Haunted by Grief: A Review of Personal Shopper (2016)

Personal Shopper, directed by Olivier Assayas, begins with the presence of an ghost. Maureen (Kristen Stewart) wanders through an empty house. Doors slam in the distance, things creak. She speaks a name and we see a flicker of something in the shadows behind her, though it’s not entirely clear what.

It’s a perfect set up for a horror movie — the woman alone in the house, the strange sounds, the ghost — and yet, Personal Shopper confounds the viewer by breaking with the expected tropes. Yes, there are ghosts (or something resembling them), but they are mostly harmless, just whispering figures in the dark.

Maureen is a medium, like her twin brother. Each made a pact to the other — whoever dies first would return as a spirit and communicate with the living sibling, proving the existence of an afterlife. So, following her brother’s death, Maureen is in Paris waiting for some sign, some message.

What complicates her search is that she is not a believer (something I’ve never seen from any other medium in a movie before). While Maureen admits to be a medium and being able to sense entities in the world around her, she is not convinced that these entities are human spirits.

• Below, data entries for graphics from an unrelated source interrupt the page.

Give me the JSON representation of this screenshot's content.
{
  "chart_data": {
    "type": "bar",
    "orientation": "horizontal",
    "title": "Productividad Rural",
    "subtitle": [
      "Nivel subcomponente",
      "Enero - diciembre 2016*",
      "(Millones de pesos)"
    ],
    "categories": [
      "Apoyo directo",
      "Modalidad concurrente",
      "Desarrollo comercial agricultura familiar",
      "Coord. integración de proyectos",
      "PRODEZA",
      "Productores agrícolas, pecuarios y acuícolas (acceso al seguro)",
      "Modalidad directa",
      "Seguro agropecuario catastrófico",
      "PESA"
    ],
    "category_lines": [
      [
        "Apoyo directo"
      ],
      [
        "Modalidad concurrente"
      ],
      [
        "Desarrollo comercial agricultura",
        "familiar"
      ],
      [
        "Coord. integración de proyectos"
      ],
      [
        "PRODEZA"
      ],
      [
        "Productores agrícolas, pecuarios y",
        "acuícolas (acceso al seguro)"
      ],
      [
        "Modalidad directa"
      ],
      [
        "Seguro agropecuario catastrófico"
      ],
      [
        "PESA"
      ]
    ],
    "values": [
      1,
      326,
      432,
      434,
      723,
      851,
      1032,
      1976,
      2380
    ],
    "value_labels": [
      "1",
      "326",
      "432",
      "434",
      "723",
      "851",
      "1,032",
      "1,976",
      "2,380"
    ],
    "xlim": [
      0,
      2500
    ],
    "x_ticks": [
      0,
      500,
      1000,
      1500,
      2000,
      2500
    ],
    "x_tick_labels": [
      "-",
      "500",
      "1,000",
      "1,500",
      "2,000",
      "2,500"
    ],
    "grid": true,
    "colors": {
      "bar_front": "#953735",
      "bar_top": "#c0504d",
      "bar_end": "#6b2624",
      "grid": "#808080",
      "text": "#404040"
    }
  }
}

Even though evidence of a spirit or haunting is present — events that others would take as proof — she remains uncertain as to whether or not this is her brother or something else.

Her pursuit is a blend of doubt and longing. She is desperate to find proof of her brother and finds herself caught in a holding pattern — riding around Paris on a moped and going through the motions of her job as a personal shopper for a celebrity.

Maureen is a woman lost in grief.

One of the most confounding moments in the movie is when it makes a jarring tonal shift as Maureen starts receiving messages from an unknown sender, someone who knows about her and what she’s been doing. Shaken, she at first reaches for the hope that this could be the longed-for proof of her brother’s spirit, only to quickly realize the messages are more likely from a stalker and she becomes wrapped up in a dangerous game.

As a viewer, I found myself confused at first by this storyline. But taking in the context of her character, her choices makes a certain kind of emotional sense. A person lost in their grief might go looking for ways to feel anything else but hurt.

Kristen Stewart’s performance throughout Personal Shopper is stunning. The is the second movie she’s done with Assayas, the first being Clouds of Sils Maria — a movie I adore.  In many instances throughout Personal Shopper, Stewart is alone in a room having to carry the emotional resonance of the moment. And she does so with a beautiful naturalism, bringing up an interior experience to the screen (check out the video essay below for a look at how her acting style has evolved of the years).

Ultimately Personal Shopper is not a horror movie. It defies that expectation at every turn, sometimes in startling and uncomfortable ways. The ending leaves questions confusingly unanswered and is ambiguous to a degree that will likely make some unhappy with the experience. I found myself sitting in silence as the credits rolled, followed by an immediate internet search to see what others thought of the ending and how it was interpreted. It made me wish that I had had someone else watching with me, someone to discuss and debate all the possible meanings.